Di samping itu Syeikh Hamzah Fansuri telah berhasil meletakkan dasar-dasar puitika dan estetika melayu yang mantap dan kukuh. Pengaruh estetika dan puitika yang diasaskan oleh Syeikh Hamzah Fansuri di dalam kesusasteraan Indonesia dan Melayu masih kelihatan sampai abad ke-20. Khususnya di dalam karya penyair pujangga baru seperti Sanusi Pane, dan Amir Hamzah, sastrawan-sastrawan Indonesia angkatan 70-an danarto dan Sutardi Calzoum Buchiri berada di dalam satu jalur estetik dengan Syeikh Hamzah Fansuri.
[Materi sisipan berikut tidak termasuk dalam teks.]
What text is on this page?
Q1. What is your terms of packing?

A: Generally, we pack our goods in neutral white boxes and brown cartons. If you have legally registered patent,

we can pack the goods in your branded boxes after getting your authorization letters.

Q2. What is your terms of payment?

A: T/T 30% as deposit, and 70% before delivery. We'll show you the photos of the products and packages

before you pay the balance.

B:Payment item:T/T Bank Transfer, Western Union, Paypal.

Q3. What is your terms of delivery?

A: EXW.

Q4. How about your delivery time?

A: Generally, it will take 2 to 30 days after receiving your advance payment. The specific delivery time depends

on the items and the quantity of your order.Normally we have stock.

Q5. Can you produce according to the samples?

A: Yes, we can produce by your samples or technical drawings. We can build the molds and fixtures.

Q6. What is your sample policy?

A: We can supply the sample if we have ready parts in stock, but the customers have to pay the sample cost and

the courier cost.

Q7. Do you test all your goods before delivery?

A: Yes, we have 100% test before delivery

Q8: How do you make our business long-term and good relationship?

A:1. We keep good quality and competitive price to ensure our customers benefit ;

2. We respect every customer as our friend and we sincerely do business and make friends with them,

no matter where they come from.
Di bidang kebahasaan pula sumbangan Syeikh Hamzah Fansuri sukar untuk dapat diingkari apabila kita mau berjujur. Pertama, sebagai penulis pertama kitab keilmuan di dalam bahasa Melayu, Syeikh Hamzah Fansuri telah berhasil mengangkat naik martabat bahasa Melayu dari sekedar lingua Franca menjadi suatu bahasa intelektual dan ekspresi keilmuan yang canggih dan modern. Dengan demikian kedudukan bahasa Melayu di bidang penyebaran ilmu dan persuratan menjadi sangat penting dan mengungguli bahasa-bahasa Nusantara yang lain, termasuk bahasa Jawa yang sebelumnya telah jauh lebih berkembang. Kedua, jika kita membaca syair-syair dan risalah-risalah tasawuf Syeikh Hamzah Fansuri, akan tampak betapa besarnya jasa Syeikh Hamzah Fansuri dalam proses Islamisasi bahasa Melayu dan Islamisasi bahasa adalah sama dengan Islamisasi pemikiran dan kebudayaan, di dalam 32 ikat-ikatan syairnya saja terdapat kurang lebih 700 kata ambilan dari bahasa Arab yang bukan saja memperkaya perbendaharaan kita bahasa Melayu, tetapi dengan demikian juga mengintegrasikan konsep-konsep Islam di dalam berbagai bidang kehidupan ke dalam sistem bahasa dan budaya melayu.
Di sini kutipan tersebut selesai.